BALTIMORE – Voters approved all 11 ballot questions in Baltimore City by wide margins Tuesday, including the creation of term limits for city elected officials and a measure to bring Baltimore Police into city control.

Question K, creating term limits for the mayor, comptroller, city council president, and council members, passed with more than 70 percent of the vote.

"The term limits, on its face, seems like it's effective," Morgan State political science professor Robyn Scates said. "It sounds good on paper."

Scates says it would limit effective, popular officials from continuing to serve, but they could run for other offices. It would also create opportunities for younger community leaders to serve.

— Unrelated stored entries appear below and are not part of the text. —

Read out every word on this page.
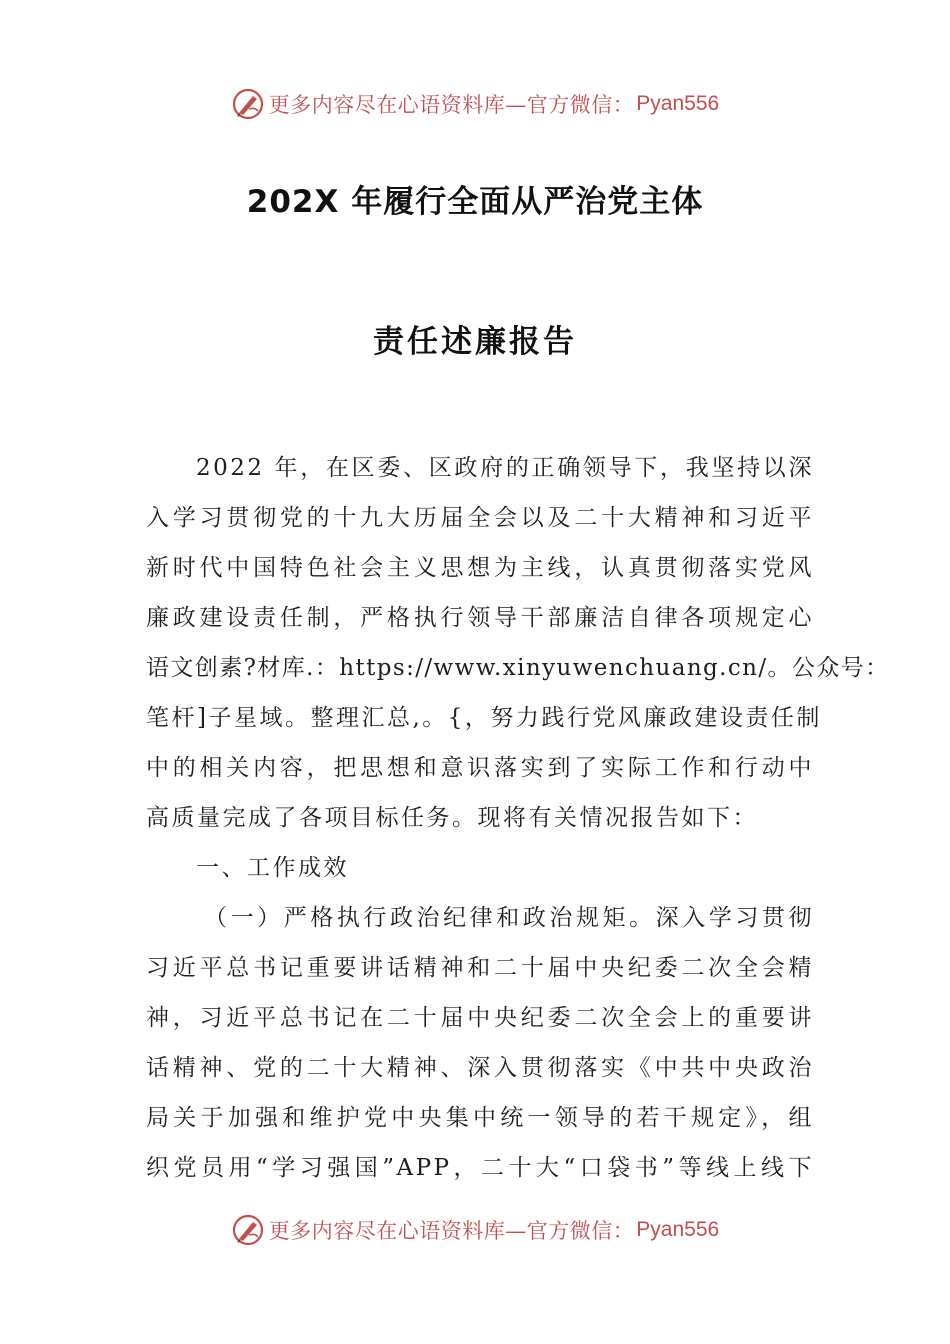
更多内容尽在心语资料库—官方微信： Pyan556
202X 年履行全面从严治党主体
责任述廉报告
2022 年，在区委、区政府的正确领导下，我坚持以深
入学习贯彻党的十九大历届全会以及二十大精神和习近平
新时代中国特色社会主义思想为主线，认真贯彻落实党风
廉政建设责任制，严格执行领导干部廉洁自律各项规定心
语文创素?材库.：https://www.xinyuwenchuang.cn/。公众号：
笔杆]子星域。整理汇总,。{，努力践行党风廉政建设责任制
中的相关内容，把思想和意识落实到了实际工作和行动中
高质量完成了各项目标任务。现将有关情况报告如下：
一、工作成效
（一）严格执行政治纪律和政治规矩。深入学习贯彻
习近平总书记重要讲话精神和二十届中央纪委二次全会精
神，习近平总书记在二十届中央纪委二次全会上的重要讲
话精神、党的二十大精神、深入贯彻落实《中共中央政治
局关于加强和维护党中央集中统一领导的若干规定》，组
织党员用“学习强国”APP，二十大“口袋书”等线上线下
更多内容尽在心语资料库—官方微信： Pyan556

"I hope it does open the door for more blood to come in," Scates said.

Term limits go into effect in 2024, so the soonest an elected official would leave office due to the new law is 2032.

City Council voted 9-2 Monday night, on the eve of the Question K vote, to advance a bill that would reduce the number of years to qualify an elected official for a pension from twelve years to eight. The measure needs to pass final reading and be signed by the mayor to become law.

Question H brings Baltimore City Police back under "local control." The department is technically a state agency with various degrees of state oversight.

"That'll allow local council people, for instance, to shape policy around discipline and oversight," Dayvon Love of Leaders of a Beautiful Struggle said Tuesday night.

Experts hope it will increase accountability and accessibility for residents to have concerns heard.

"I believe it will be an opportunity for the city to show what they got regarding how we're going to continue the efforts many people ran their campaigns on," Morgan State professor Dr. Natasha C. Pratt-Harris said. "It allows the city to be independent from state control regarding the police department."

Full control will transfer to Baltimore City January 1, 2023.

"The middle man is kind of removed from that part of the process and there is this feel the people's voices may more likely be included as it relates to what they need or expect from the police department," Dr. Pratt-Harris said.